Uh-Oh, Another Wall Street Journal Cartoon Illustrating Finance


I’ve said it before, and I’ll say it again: When the Wall Street Journal Describes Finance With Cartoons, it Means that Someone will Get Boned, and it ain’t the “Bankers, Lawyers, and Other Advisers.”

Which means that taxpayers are about to get boned again, without lube.

Once again, regulators have allowed banks to slice and dice loans in order to improve appearances on their bottom line:

In an interview, Joe Exnicios, chief risk officer of Whitney’s Whitney National Bank unit, of New Orleans, cited a hypothetical example in which a developer borrows money to develop a small retail center and gets a drugstore chain to sign a lease for one store.
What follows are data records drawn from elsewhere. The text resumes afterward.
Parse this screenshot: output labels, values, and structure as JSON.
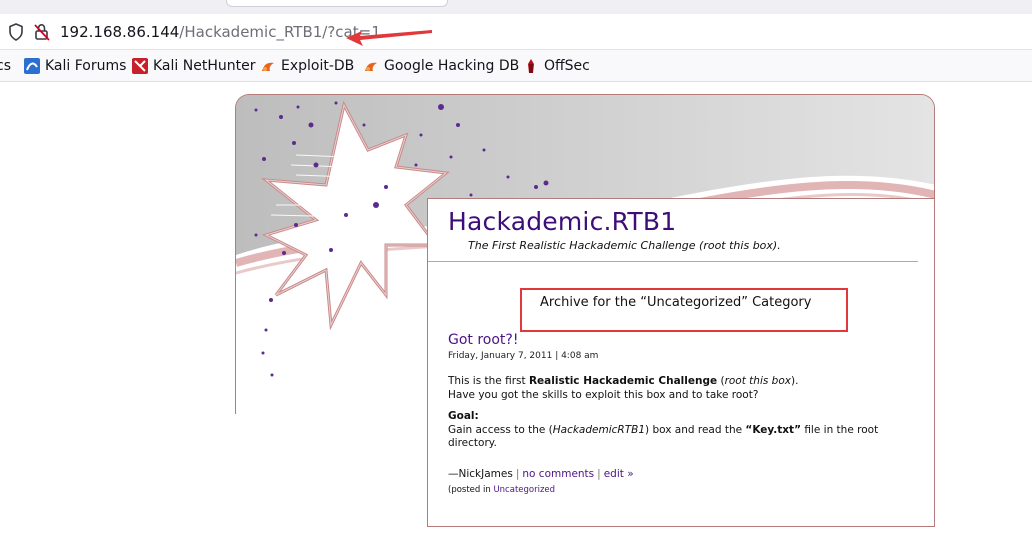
{
  "browser": {
    "url_host": "192.168.86.144",
    "url_path": "/Hackademic_RTB1/?cat=1",
    "bookmarks": [
      {
        "label": "cs",
        "icon": "kali-docs-icon"
      },
      {
        "label": "Kali Forums",
        "icon": "kali-forums-icon"
      },
      {
        "label": "Kali NetHunter",
        "icon": "nethunter-icon"
      },
      {
        "label": "Exploit-DB",
        "icon": "exploit-db-icon"
      },
      {
        "label": "Google Hacking DB",
        "icon": "ghdb-icon"
      },
      {
        "label": "OffSec",
        "icon": "offsec-icon"
      }
    ],
    "annotation_color": "#e0383b"
  },
  "blog": {
    "title": "Hackademic.RTB1",
    "description": "The First Realistic Hackademic Challenge (root this box).",
    "title_color": "#3d0e78"
  },
  "archive": {
    "heading_prefix": "Archive for the",
    "category": "“Uncategorized”",
    "heading_suffix": "Category"
  },
  "post": {
    "title": "Got root?!",
    "date": "Friday, January 7, 2011 | 4:08 am",
    "p1_a": "This is the first ",
    "p1_b": "Realistic Hackademic Challenge",
    "p1_c": " (",
    "p1_d": "root this box",
    "p1_e": ").",
    "p2": "Have you got the skills to exploit this box and to take root?",
    "goal_label": "Goal:",
    "goal_a": "Gain access to the (",
    "goal_b": "HackademicRTB1",
    "goal_c": ") box and read the ",
    "goal_d": "“Key.txt”",
    "goal_e": " file in the root directory.",
    "author": "—NickJames",
    "comments_link": "no comments",
    "edit_link": "edit »",
    "filed_prefix": "(posted in ",
    "filed_category": "Uncategorized",
    "filed_suffix": ""
  }
}
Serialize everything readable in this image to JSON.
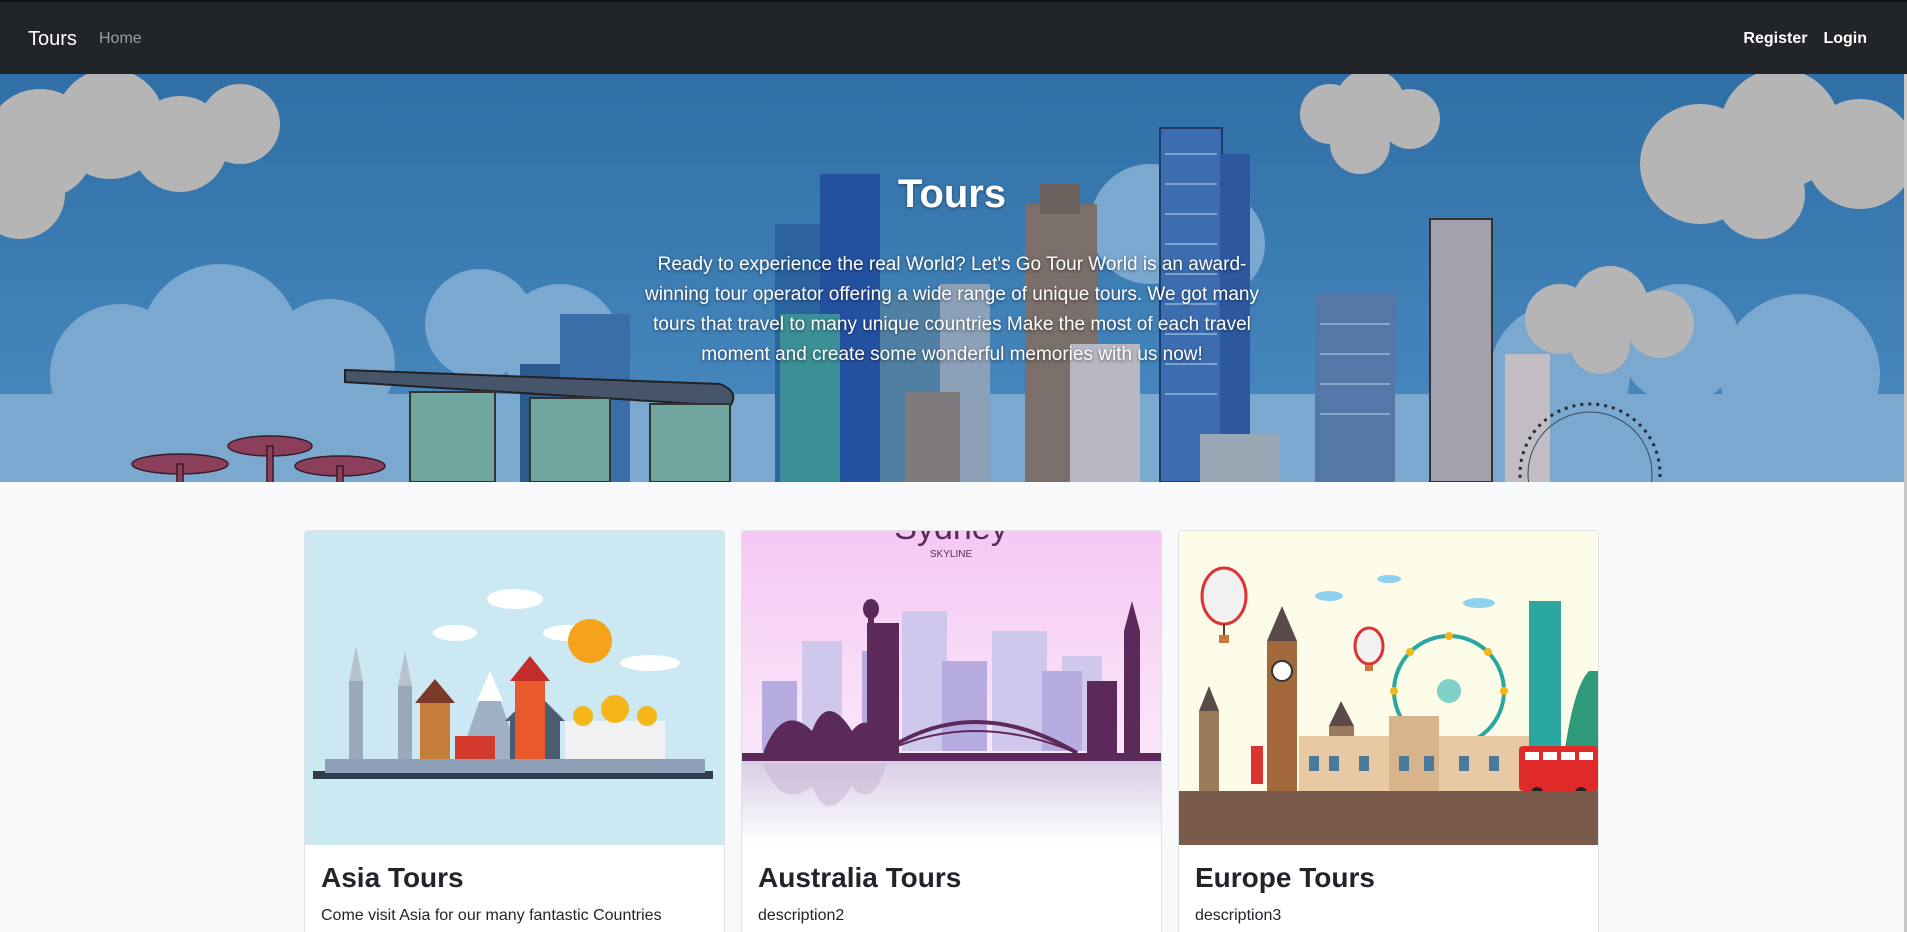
{
  "navbar": {
    "brand": "Tours",
    "home": "Home",
    "register": "Register",
    "login": "Login"
  },
  "hero": {
    "title": "Tours",
    "description": "Ready to experience the real World? Let's Go Tour World is an award-winning tour operator offering a wide range of unique tours. We got many tours that travel to many unique countries Make the most of each travel moment and create some wonderful memories with us now!"
  },
  "cards": [
    {
      "title": "Asia Tours",
      "description": "Come visit Asia for our many fantastic Countries"
    },
    {
      "title": "Australia Tours",
      "description": "description2",
      "image_text": "Sydney",
      "image_subtext": "SKYLINE"
    },
    {
      "title": "Europe Tours",
      "description": "description3"
    }
  ],
  "colors": {
    "navbar_bg": "#212529",
    "hero_sky": "#3a7bb0",
    "page_bg": "#f8f9fa"
  }
}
If the developer can’t sell the other sites, he would be unable to repay the loan. Under the new guidelines, the bank could create a healthy, performing loan supported by the drugstore lease and a nonperforming loan from the rest of the loan. “It may make a difference on whether you need to have additional capital and take additional reserves,” he said.
Critics agree that regulatory flexibility might help some banks avoid failure. But the troubled loans remaining on their books will discourage them from lending, reminiscent of Japan’s “lost decade” in the 1990s.
A better solution, critics said, would be similar to the approach regulators took during the commercial real-estate crash of the early 1990s.
“Back then, regulators moved aggressively to force banks to take write-offs and sell off their troubled loans, and the market recovered faster,” said Mark Edelstein, head of the real-estate group at law firm Morrison & Foerster LLP.

(emphasis mine)

I will note that Mike “Mish” Shedlock, with whom I frequently disagree,* gets it right in his hed, “New Rules and More Lies Hide Cancerous Commercial Real Estate Loans.

The problem here is that Barack Obama and His Stupid Minions are asking the wrong question. Instead of asking, “How do we get capital flows moving again,” they are asking, “How do we save the banks.”

These two things are orthogonal.

*Like he gives a damn. I’m just a loud mouth with a blog.